Tengo que poner la foto en otro sitio, que se vea más... -se dijo-, con la mirada perdida al fondo del saloncito. Y no hay más -se insistía. Y no hay más...- se concedió para reforzar la afirmación que negaba. El temblor tímido de su barbilla la devolvió a una realidad que esquivaba cada vez que podía: temblaba porque se le humedecían los ojos, se le humedecían porque comenzaba a llorar.

La lluvia. Perenne. Como casi siempre. Golpeando con media fuerza el cristal de la ventana, el poyete gris de blanco inglés, con ese tintineo repetitivo, persistente, tan común y tan cercano, que tanto la alejaba. ¡Ay! Un suspiro y a levantarse del sofá. Se secó la cara mojada y en tres pasos mal contados dejó atrás el salón y la puerta de la mínima cocina para apuntar al pasillo de dos zancadas que la llevaba a su cuarto.

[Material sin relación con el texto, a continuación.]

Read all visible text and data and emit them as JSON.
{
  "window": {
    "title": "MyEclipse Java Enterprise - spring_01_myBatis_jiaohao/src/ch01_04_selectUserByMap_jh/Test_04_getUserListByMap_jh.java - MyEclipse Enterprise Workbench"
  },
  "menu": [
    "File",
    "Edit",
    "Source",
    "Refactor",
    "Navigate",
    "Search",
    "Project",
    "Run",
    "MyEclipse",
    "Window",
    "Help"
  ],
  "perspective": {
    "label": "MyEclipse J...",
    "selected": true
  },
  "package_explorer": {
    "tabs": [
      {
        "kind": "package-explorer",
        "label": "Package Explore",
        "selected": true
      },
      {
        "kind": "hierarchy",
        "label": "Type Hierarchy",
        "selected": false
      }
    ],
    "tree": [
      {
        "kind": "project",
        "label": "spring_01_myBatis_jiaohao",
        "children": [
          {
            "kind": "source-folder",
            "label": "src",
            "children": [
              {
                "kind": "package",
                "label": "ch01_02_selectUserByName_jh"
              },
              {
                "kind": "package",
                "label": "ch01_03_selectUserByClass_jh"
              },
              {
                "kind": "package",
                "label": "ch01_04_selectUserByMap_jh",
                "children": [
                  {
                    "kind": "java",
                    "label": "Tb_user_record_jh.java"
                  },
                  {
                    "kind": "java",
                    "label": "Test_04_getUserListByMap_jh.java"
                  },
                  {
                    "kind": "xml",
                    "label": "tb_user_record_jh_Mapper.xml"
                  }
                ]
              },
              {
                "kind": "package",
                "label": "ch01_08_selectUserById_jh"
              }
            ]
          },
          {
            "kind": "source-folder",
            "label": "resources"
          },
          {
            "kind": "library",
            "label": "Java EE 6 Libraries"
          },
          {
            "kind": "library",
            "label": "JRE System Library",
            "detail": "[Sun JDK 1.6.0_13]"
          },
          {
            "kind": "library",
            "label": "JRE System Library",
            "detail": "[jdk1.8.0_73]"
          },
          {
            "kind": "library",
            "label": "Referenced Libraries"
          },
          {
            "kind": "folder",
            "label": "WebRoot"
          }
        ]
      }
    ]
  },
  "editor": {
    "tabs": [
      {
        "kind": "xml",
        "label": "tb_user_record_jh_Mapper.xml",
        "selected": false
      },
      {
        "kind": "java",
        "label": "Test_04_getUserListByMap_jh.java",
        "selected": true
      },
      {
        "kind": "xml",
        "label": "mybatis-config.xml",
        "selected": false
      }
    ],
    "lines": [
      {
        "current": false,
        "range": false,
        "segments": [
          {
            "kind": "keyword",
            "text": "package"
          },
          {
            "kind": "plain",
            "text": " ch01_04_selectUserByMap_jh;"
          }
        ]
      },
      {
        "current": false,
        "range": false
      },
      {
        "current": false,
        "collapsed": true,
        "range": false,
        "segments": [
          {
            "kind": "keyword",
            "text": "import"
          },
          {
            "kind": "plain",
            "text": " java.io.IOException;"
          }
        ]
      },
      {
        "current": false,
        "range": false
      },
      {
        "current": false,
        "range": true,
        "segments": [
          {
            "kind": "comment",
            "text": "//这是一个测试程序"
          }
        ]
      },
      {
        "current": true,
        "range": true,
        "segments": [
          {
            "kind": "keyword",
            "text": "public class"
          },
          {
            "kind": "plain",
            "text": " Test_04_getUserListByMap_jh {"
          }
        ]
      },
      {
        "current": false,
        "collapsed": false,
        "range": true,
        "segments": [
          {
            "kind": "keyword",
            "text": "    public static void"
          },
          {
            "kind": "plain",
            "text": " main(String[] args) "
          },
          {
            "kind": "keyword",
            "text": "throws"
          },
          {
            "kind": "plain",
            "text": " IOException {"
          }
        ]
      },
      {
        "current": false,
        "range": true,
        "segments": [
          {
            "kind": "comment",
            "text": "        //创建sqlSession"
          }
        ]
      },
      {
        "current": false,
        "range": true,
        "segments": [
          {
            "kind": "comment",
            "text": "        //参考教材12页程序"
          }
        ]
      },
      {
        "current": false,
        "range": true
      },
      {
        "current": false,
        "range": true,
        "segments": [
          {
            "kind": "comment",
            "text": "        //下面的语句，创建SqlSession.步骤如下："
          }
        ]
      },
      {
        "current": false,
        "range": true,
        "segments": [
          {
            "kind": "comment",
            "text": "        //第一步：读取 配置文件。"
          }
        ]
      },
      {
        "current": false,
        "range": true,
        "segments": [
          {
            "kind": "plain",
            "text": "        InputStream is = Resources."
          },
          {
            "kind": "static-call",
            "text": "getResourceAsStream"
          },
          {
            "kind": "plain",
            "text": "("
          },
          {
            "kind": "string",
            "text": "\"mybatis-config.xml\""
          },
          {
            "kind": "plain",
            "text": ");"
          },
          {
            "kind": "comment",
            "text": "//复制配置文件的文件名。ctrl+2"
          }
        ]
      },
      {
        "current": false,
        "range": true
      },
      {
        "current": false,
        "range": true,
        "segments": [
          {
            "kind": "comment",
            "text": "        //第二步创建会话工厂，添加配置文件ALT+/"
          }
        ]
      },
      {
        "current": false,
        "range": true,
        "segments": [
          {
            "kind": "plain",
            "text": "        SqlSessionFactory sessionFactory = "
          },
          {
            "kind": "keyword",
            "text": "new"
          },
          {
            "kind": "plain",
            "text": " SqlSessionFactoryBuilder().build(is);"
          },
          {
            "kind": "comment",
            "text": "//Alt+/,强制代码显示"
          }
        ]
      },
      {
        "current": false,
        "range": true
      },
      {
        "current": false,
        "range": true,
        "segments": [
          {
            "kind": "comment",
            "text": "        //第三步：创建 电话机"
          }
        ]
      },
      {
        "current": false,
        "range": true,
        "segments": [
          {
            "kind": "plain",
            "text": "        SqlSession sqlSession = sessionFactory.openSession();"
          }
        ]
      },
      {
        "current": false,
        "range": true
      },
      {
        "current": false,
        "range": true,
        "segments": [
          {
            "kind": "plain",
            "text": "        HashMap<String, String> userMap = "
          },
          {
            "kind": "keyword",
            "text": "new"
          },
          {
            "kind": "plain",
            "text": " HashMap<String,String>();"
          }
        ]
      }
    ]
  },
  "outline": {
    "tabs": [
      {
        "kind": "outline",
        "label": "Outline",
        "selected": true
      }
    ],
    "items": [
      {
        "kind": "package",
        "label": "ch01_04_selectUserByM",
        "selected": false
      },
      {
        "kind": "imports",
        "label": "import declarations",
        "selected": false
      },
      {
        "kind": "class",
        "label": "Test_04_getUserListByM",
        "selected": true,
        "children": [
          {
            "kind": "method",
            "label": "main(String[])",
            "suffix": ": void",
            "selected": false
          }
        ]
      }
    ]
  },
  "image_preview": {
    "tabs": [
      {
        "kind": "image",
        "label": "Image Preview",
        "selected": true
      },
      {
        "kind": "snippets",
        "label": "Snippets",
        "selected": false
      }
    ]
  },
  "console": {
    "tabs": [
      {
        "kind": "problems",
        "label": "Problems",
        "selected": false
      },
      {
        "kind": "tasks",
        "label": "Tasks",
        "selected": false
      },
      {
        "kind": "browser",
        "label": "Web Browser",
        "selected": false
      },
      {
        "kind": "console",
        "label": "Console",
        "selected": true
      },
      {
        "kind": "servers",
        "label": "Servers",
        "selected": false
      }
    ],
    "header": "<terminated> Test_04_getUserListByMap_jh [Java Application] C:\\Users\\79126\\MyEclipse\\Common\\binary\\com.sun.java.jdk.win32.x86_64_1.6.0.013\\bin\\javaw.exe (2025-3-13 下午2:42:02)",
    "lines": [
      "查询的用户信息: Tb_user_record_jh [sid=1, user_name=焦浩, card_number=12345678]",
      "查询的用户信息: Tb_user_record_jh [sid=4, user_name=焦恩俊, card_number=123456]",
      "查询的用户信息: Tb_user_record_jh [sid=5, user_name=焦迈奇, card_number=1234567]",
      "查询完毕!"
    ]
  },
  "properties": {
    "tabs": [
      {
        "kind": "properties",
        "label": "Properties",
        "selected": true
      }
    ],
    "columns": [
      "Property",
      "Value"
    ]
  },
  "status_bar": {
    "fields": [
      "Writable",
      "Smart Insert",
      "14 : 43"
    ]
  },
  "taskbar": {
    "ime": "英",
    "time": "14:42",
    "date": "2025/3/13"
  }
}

Al fondo, se sorprendió mirando su figura en el espejo de Ikea que habían colocado anteayer. Sean insistió muchísimo en comprarlo. Decía, y tenía razón, que agrandaría la casa y le daría más luz. Lo de agrandarla, bueno, podía ser verdad; lo de más luz, ni con trucos de magia. "¡Más luz!", sonrío un poco. "¡Sean no sabe lo que dice! Luz, lo que es luz, solo se ve allí...¡Éste no ha visto la luz!". Hoy tardaría un poco más. Y ella, que lo sabía, iba a preparar una buena cena. Dos años largos ya y todavía no se acostumbraba a los horarios...cenar a las 6 y media o, como mucho, a las siete. De chica, cuando su madre le ponía un bocata a esa hora, con el sol dando candela todavía, le molestaba que le dijera "pero que sepas que ya no cenas, que esto es merienda-cena" y su madre se reía y ella refunfuñaba...

"Ya se nota. Yo me lo noto". Pero, la verdad, ni la sombra un poco más ancha. "Pues se nota". En el espejo, su imagen, la misma: calcetines gordos de andar en casa, vaqueros anchos y viejos, sudadera gris clara, desmaquillada la cara limpia y el pelo moreno recogido con una coleta media, cómoda, después de cambiarse en cuanto llegó a las cinco y media. La falda azul marino, la blusa blanca y la chaqueta a juego a los pies de la cama, junto a la tablet que la acompaña a diario en el departamento de Recursos Humanos donde trabajaba desde hacía un año. "Te lo dije, mamá, esta vez era que sí". Se tocó la barriga y sonrió. "Las cosas van a salir y, ahora, con más motivo".

"¿Qui-ee-res un pou-cou, Lu-ssí-a?", le preguntó Sean, abriendo el vino que había colocado en la mesa. Mientras, ella contestó que no, que hoy no, Sean vio el chupete junto al pan y se volvió hacia la puerta cuando Lucía entraba. Y ella, sin saber por qué, se lo dijo: "Va a ser una niña. Y le va a ir bien. Y va a tener un nombre grande". ¡Lucía! -auguró Sean, sonrisa franca-. No, Esperanza -contestó Lucía a boca llena- Como ella. Y, por un momento, le pareció oler a café y verla sonreír.